I did that and the documentation just tells me how to program like how to use mov and add and all that and registers but I am looking to write my own little assembler and need to know the machine code versions so it can be translated to byte code. maybe u know a better thing i should be looking for or sometin. thanks in advance.
shit this is the hardest thing to find ever Ive now spent around 3 hours of just straight searching for this I just want to know all the operations and everything in hex or binary. You would think this would be pretty easy to find.

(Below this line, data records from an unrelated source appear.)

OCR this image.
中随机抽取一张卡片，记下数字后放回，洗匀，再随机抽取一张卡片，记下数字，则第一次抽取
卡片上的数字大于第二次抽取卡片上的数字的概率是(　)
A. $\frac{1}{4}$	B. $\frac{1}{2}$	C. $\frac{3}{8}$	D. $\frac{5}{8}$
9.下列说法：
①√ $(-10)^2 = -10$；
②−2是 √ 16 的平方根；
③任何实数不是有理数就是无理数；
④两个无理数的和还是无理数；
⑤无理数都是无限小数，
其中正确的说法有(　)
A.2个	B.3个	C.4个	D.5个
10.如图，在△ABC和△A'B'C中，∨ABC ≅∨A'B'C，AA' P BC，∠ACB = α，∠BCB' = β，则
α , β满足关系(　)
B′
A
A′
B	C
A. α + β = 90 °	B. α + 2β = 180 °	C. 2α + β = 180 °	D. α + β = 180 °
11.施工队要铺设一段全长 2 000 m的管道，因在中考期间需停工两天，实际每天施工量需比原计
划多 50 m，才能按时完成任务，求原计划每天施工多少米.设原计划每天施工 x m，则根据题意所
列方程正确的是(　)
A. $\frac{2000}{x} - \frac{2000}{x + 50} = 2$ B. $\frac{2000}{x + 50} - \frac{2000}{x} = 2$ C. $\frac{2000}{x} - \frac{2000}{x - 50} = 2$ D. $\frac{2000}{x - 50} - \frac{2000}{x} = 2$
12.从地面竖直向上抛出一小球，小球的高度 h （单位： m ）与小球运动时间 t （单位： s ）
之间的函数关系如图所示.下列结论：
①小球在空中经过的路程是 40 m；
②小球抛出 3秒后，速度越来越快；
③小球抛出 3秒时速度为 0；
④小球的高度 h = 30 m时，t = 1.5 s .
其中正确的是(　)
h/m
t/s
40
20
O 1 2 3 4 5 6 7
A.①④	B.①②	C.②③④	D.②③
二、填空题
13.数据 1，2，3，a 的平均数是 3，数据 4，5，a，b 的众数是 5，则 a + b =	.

Should i be looking on intels website or something?
ok i actually understand the opcode map now and i am able to get hex code out of it which is great but what i dont understand is if a memory adress represents a byte inside your ram than how can it store a 4byte value (32 bit) at one adresss?
ok makes sense but i found another problem, when i open my binary files up in a hex editor from a line where i specify a memory address it always has 2 hex values for it. like 00 00 for the memroy address 0 why doesnt it just put 00 that seems like a waste of space
so if i make a dword at memory adress 0 that means that 0,1,2,3 adresses are now taken and if i write data to any of biaccidently them I am overwriting other data that I previously stored? I am assuming that good programming languages take care of this so you dont overwrite your data?
if I am writing my own operating system how Do i no which memory address my bootloader is being loaded into initially when it is read off of the floppy disk. Is the initial bootloader loaded to memory address 0 or something?
ok thanks, i am a little confused as to how input and output works on a computer with interrupts could u explain it a bit if u dont mind or point me in the right direction. Gimme a little explanation for an example like if I pressed the a key on my keyboard what happens and if I wanted to draw to the pixel 0,0 and colour it red or something.
i just realized this, why dont they make it so you can fetch 24 bits ot 3 bytes and make the cpu register able to store and manipulate them too. Wouldnt it be more sufficient having the power to utilize 1,2,3, or 4 bytes.